Press Release  6/21/01
 Toad HALL MOTOR RACING at Elkhart Lake, 2001

When Toad Hall Motor Racing drivers Peter Kitchak, and Jim Oppenheimer, long time competitors at the Elkhart Historics, take to the grid in the Brian Redman International Challenge, on July 18, they take a large piece of racing history and no small amount of fun with them.

Oppenheimer’s 1969 Lola T-70 and Kitchak’s 1969 Lola T-70 are as old as some of the drivers in the field. Kitchak’s PORSCHE 911 is the same age, it was 32 in April. Oppenheimer and Kitchak each have a car entered in the Can Am Feature and both cars are almost identical.  Kitchak got his Lola T-70 as a birthday present from his wife this past month.
  Oppenheimer's T-70   Kitchak's T-70

TOAD HALL MOTOR RACING, which has 7 cars entered in the weekend's races, gets its name from The Wind in the Willows children's story.

In 1908, Kenneth Grahame, an English author, wrote The Wind in the Willows in which Mr. Toad was a central character.

Later translated into a Disney Movie, Wind in the Willows included a number of woodland characters reminiscent of people from every-day life.  Among those characters were Mr. Rat, Mr. Badger, and of course, Mr. Toad...the inspiration for Toad Hall Motor Racing 

An eccentric gentleman with a weakness for fancy, fast motorcars, Mr. Toad was always in trouble with the police and always terrorizing the neighborhood with his latest automotive purchase.  He would often go for fast, noisy rides through the countryside with his car billowing plumes of dust behind.

Mr. Toad lived at Toad Hall, a mansion in the forest, where he stored his motorcars.  He described Toad Hall as "a gentleman's residence, very unique, dating from the fourteenth century, but replete with every modern convenience."

A phrase from Wind in the Willows portrays the essence of Mr. Toad: 

 "They reached the carriage-drive of Toad Hall to find a shiny new motor-car of great size, painted a bright red (Toad's favorite color), standing in front of the house.  As they          neared the door it was flung open and Mr. Toad, arrayed in goggles, cap, gaiters, and an enormous overcoat, came swaggering down the steps drawing on his gauntleted gloves."

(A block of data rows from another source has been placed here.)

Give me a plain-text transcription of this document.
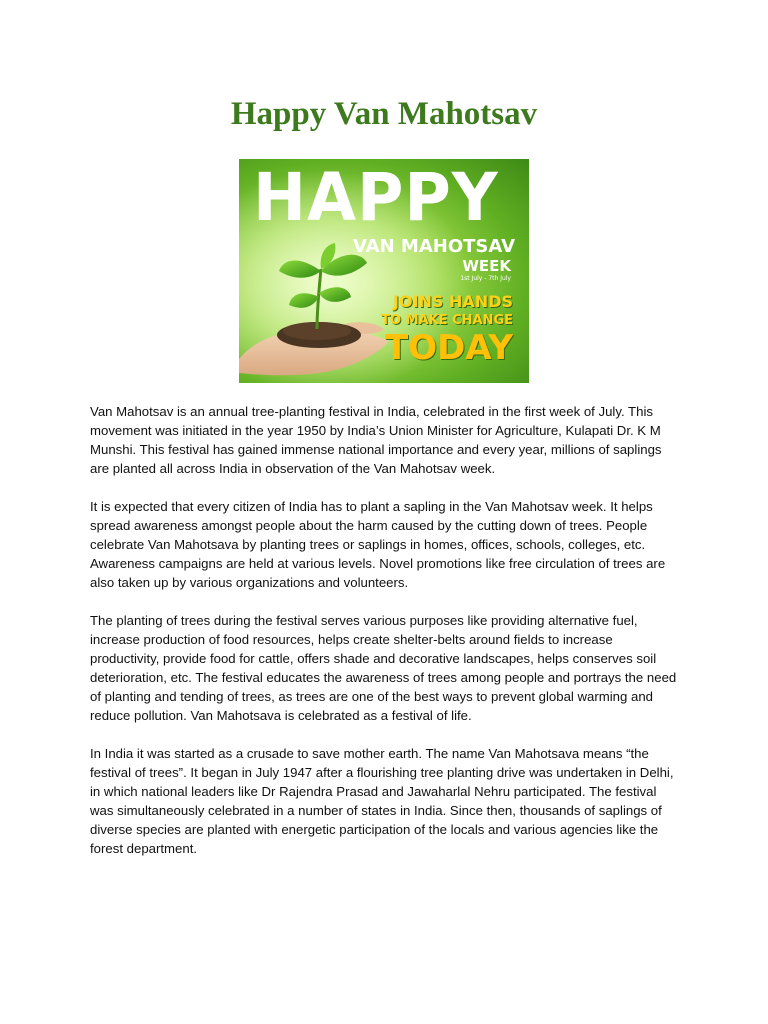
Happy Van Mahotsav
HAPPY
VAN MAHOTSAV
WEEK
1st July - 7th July
JOINS HANDS
TO MAKE CHANGE
TODAY

Van Mahotsav is an annual tree-planting festival in India, celebrated in the first week of July. This movement was initiated in the year 1950 by India’s Union Minister for Agriculture, Kulapati Dr. K M Munshi. This festival has gained immense national importance and every year, millions of saplings are planted all across India in observation of the Van Mahotsav week.

It is expected that every citizen of India has to plant a sapling in the Van Mahotsav week. It helps spread awareness amongst people about the harm caused by the cutting down of trees. People celebrate Van Mahotsava by planting trees or saplings in homes, offices, schools, colleges, etc. Awareness campaigns are held at various levels. Novel promotions like free circulation of trees are also taken up by various organizations and volunteers.

The planting of trees during the festival serves various purposes like providing alternative fuel, increase production of food resources, helps create shelter-belts around fields to increase productivity, provide food for cattle, offers shade and decorative landscapes, helps conserves soil deterioration, etc. The festival educates the awareness of trees among people and portrays the need of planting and tending of trees, as trees are one of the best ways to prevent global warming and reduce pollution. Van Mahotsava is celebrated as a festival of life.

In India it was started as a crusade to save mother earth. The name Van Mahotsava means “the festival of trees”. It began in July 1947 after a flourishing tree planting drive was undertaken in Delhi, in which national leaders like Dr Rajendra Prasad and Jawaharlal Nehru participated. The festival was simultaneously celebrated in a number of states in India. Since then, thousands of saplings of diverse species are planted with energetic participation of the locals and various agencies like the forest department.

Michael Keyser, then a movie producer and producer of a famous racing movie, The Speed Merchants, originally used the Toad Hall Motor Racing name in the early 1970s for his successful Porsche racing team. 

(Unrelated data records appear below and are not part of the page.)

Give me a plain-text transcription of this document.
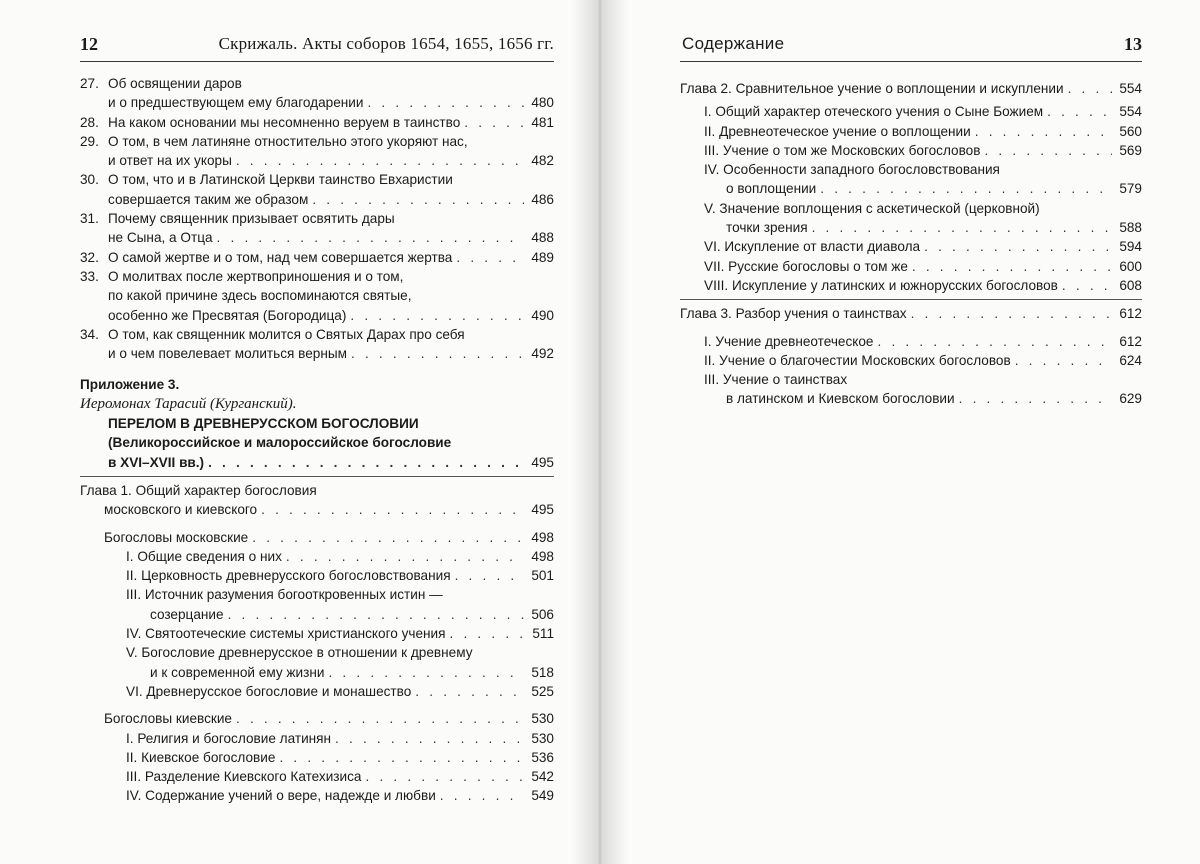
12	Скрижаль. Акты соборов 1654, 1655, 1656 гг.
27. Об освящении даров
и о предшествующем ему благодарении . . .	480
28. На каком основании мы несомненно веруем в таинство . . .	481
29. О том, в чем латиняне отностительно этого укоряют нас,
и ответ на их укоры . . .	482
30. О том, что и в Латинской Церкви таинство Евхаристии
совершается таким же образом . . .	486
31. Почему священник призывает освятить дары
не Сына, а Отца . . .	488
32. О самой жертве и о том, над чем совершается жертва . . .	489
33. О молитвах после жертвоприношения и о том,
по какой причине здесь воспоминаются святые,
особенно же Пресвятая (Богородица) . . .	490
34. О том, как священник молится о Святых Дарах про себя
и о чем повелевает молиться верным . . .	492
Приложение 3.
Иеромонах Тарасий (Курганский).
ПЕРЕЛОМ В ДРЕВНЕРУССКОМ БОГОСЛОВИИ
(Великороссийское и малороссийское богословие
в XVI–XVII вв.) . . .	495
Глава 1. Общий характер богословия
московского и киевского . . .	495
Богословы московские . . .	498
I. Общие сведения о них . . .	498
II. Церковность древнерусского богословствования . . .	501
III. Источник разумения богооткровенных истин —
созерцание . . .	506
IV. Святоотеческие системы христианского учения . . .	511
V. Богословие древнерусское в отношении к древнему
и к современной ему жизни . . .	518
VI. Древнерусское богословие и монашество . . .	525
Богословы киевские . . .	530
I. Религия и богословие латинян . . .	530
II. Киевское богословие . . .	536
III. Разделение Киевского Катехизиса . . .	542
IV. Содержание учений о вере, надежде и любви . . .	549
Содержание	13
Глава 2. Сравнительное учение о воплощении и искуплении . . .	554
I. Общий характер отеческого учения о Сыне Божием . . .	554
II. Древнеотеческое учение о воплощении . . .	560
III. Учение о том же Московских богословов . . .	569
IV. Особенности западного богословствования
о воплощении . . .	579
V. Значение воплощения с аскетической (церковной)
точки зрения . . .	588
VI. Искупление от власти диавола . . .	594
VII. Русские богословы о том же . . .	600
VIII. Искупление у латинских и южнорусских богословов . . .	608
Глава 3. Разбор учения о таинствах . . .	612
I. Учение древнеотеческое . . .	612
II. Учение о благочестии Московских богословов . . .	624
III. Учение о таинствах
в латинском и Киевском богословии . . .	629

This weekend’s entrants Jim Oppenheimer and Peter Kitchak are partners in Toad Hall Motor Racing.   And they, recognizing a bit of Mr. Toad in all of us while acting out their childhood fantasies to race motorcars, have renewed Toad Hall Motor Racing with the assistance and support of its originator, Michael Keyser.

Said Oppenheimer,  “Toad Hall represents the childlike qualities in all of us, and, as Mr. Toad would have put it,  “The joy of simply messing around with Motor Cars.” Oppenheimer has entered no less than 5 cars in the Brian Redman International Challenge, his Lola T-70 Mk 3B, two Porsche 962s, a Lola T-192 Formula 5000 car, and a 1978 BMW powered Lola T296.

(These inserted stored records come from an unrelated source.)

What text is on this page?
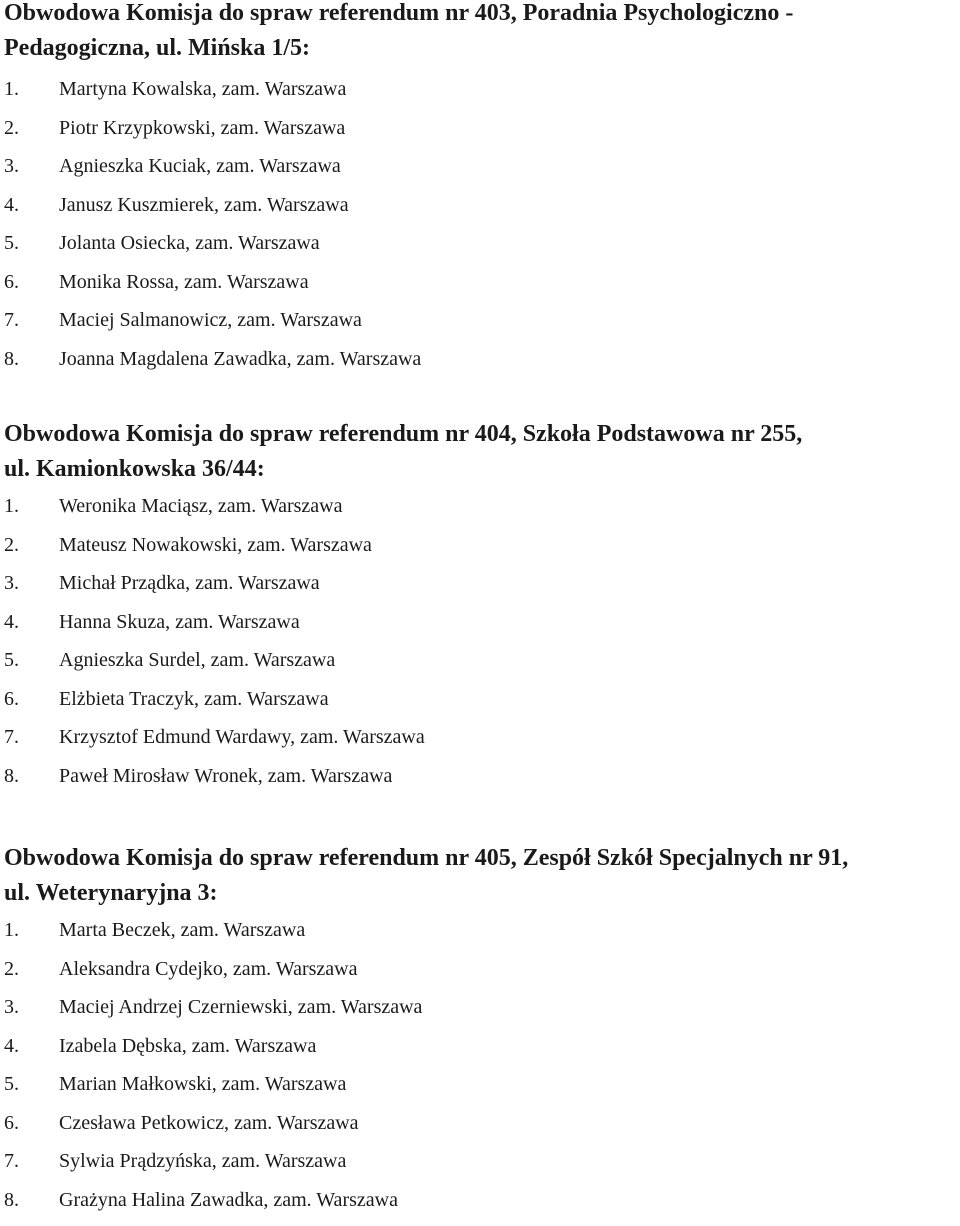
Obwodowa Komisja do spraw referendum nr 403, Poradnia Psychologiczno -
Pedagogiczna, ul. Mińska 1/5:
1.	Martyna Kowalska, zam. Warszawa
2.	Piotr Krzypkowski, zam. Warszawa
3.	Agnieszka Kuciak, zam. Warszawa
4.	Janusz Kuszmierek, zam. Warszawa
5.	Jolanta Osiecka, zam. Warszawa
6.	Monika Rossa, zam. Warszawa
7.	Maciej Salmanowicz, zam. Warszawa
8.	Joanna Magdalena Zawadka, zam. Warszawa
Obwodowa Komisja do spraw referendum nr 404, Szkoła Podstawowa nr 255,
ul. Kamionkowska 36/44:
1.	Weronika Maciąsz, zam. Warszawa
2.	Mateusz Nowakowski, zam. Warszawa
3.	Michał Prządka, zam. Warszawa
4.	Hanna Skuza, zam. Warszawa
5.	Agnieszka Surdel, zam. Warszawa
6.	Elżbieta Traczyk, zam. Warszawa
7.	Krzysztof Edmund Wardawy, zam. Warszawa
8.	Paweł Mirosław Wronek, zam. Warszawa
Obwodowa Komisja do spraw referendum nr 405, Zespół Szkół Specjalnych nr 91,
ul. Weterynaryjna 3:
1.	Marta Beczek, zam. Warszawa
2.	Aleksandra Cydejko, zam. Warszawa
3.	Maciej Andrzej Czerniewski, zam. Warszawa
4.	Izabela Dębska, zam. Warszawa
5.	Marian Małkowski, zam. Warszawa
6.	Czesława Petkowicz, zam. Warszawa
7.	Sylwia Prądzyńska, zam. Warszawa
8.	Grażyna Halina Zawadka, zam. Warszawa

Kitchak and Oppenheimer have both competed at the 24 Hours of Daytona and the 12 hours of Sebring.  Kitchak also drove in the 24 hours of Le Mans in 1997, 1998 and 1999. 

In 1998 Kitchak won his class in the 24 hours of Daytona, poster, driving a GT-2 Porsche. In 1999 he was the runner up in the driver’s championship for the Speedvision GT Championship. Poster.

Kitchak, 60, who is married and a resident of Excelsior, MN, started his racing career driving Porsches on frozen lakes in Minnesota, Wisconsin and Canada in the early 1970s. He won both the International Ice Racing Championship and the Canadian American Ice Racing Championship during that period.

In "his other life," Kitchak is a business-man who is the founder and president of The Keewaydin Group, a national real estate consulting firm headquartered in Minneapolis. 

Jim Oppenheimer, who races “about 15 weekends a year,“ is a retired packaging executive. He is not working on his golf game,  but says he “…is working on his tan” when not racing. Oppenheimer is 58 years old, is married and has two children.